Two weeks after receiving the diagnosis, Hanna turned one. She is now four and a half years old. She has been in and out of the hospital several times since her diagnosis. At one point, Hanna was on three anticonvulsants and still having multiple seizures a week. That’s when we started her on the Ketogenic Diet, and also around the same time we saw Dr. Sanjay Gupta's documentary "Weed" on CNN.  We contemplated moving to Colorado just so Hanna could receive CBD oil for treatment of her seizures because Hanna has had serious reactions to the medications she has received. One drug increased her seizure activity. Another drug made her violent and aggressive. And another caused facial edema and hair loss. And the list goes on. She's had to take and currently taking meds and supplements to counter side effects of the anticonvulsant medications. 

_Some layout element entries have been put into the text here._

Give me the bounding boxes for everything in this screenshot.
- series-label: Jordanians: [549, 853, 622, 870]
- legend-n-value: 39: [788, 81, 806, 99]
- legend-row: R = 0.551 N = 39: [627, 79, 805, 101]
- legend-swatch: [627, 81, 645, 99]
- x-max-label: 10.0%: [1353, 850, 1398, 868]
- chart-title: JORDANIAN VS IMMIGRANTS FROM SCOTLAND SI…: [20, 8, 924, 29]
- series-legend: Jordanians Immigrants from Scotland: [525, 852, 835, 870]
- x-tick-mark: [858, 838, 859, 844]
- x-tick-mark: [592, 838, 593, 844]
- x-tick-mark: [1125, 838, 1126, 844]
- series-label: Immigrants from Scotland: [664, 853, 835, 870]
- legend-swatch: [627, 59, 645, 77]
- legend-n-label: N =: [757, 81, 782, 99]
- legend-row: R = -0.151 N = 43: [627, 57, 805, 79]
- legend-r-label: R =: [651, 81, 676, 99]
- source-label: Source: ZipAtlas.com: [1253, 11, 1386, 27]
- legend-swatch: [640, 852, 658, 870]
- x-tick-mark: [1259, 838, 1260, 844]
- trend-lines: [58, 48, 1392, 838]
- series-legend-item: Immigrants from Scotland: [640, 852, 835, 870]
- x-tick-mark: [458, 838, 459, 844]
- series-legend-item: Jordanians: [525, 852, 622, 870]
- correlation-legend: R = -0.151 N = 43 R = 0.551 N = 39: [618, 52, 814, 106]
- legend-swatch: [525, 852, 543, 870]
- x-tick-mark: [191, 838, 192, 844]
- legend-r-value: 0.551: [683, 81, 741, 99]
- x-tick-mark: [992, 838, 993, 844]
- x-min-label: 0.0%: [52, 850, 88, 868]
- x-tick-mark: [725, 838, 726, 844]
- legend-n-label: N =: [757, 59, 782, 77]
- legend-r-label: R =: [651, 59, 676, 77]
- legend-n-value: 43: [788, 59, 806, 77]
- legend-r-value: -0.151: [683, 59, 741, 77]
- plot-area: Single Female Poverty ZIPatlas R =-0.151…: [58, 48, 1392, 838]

Lawmakers of Texas, I urge you to not just consider making CBD oil legal in Texas, but to actually make it legal in Texas to where those that need it can actually receive the treatment they so desperately deserve.

Please, do right by our children… you would if they were yours!

 

Compassionate Access for Epilepsy (CAFE) is a project of the Epilepsy Foundation Texas affiliates.  CAFE Texas brings together Texans and nonprofit organizations that support the therapeutic use of cannabidiol (CBD), a non-psychoactive component of cannabis, to treat epilepsy.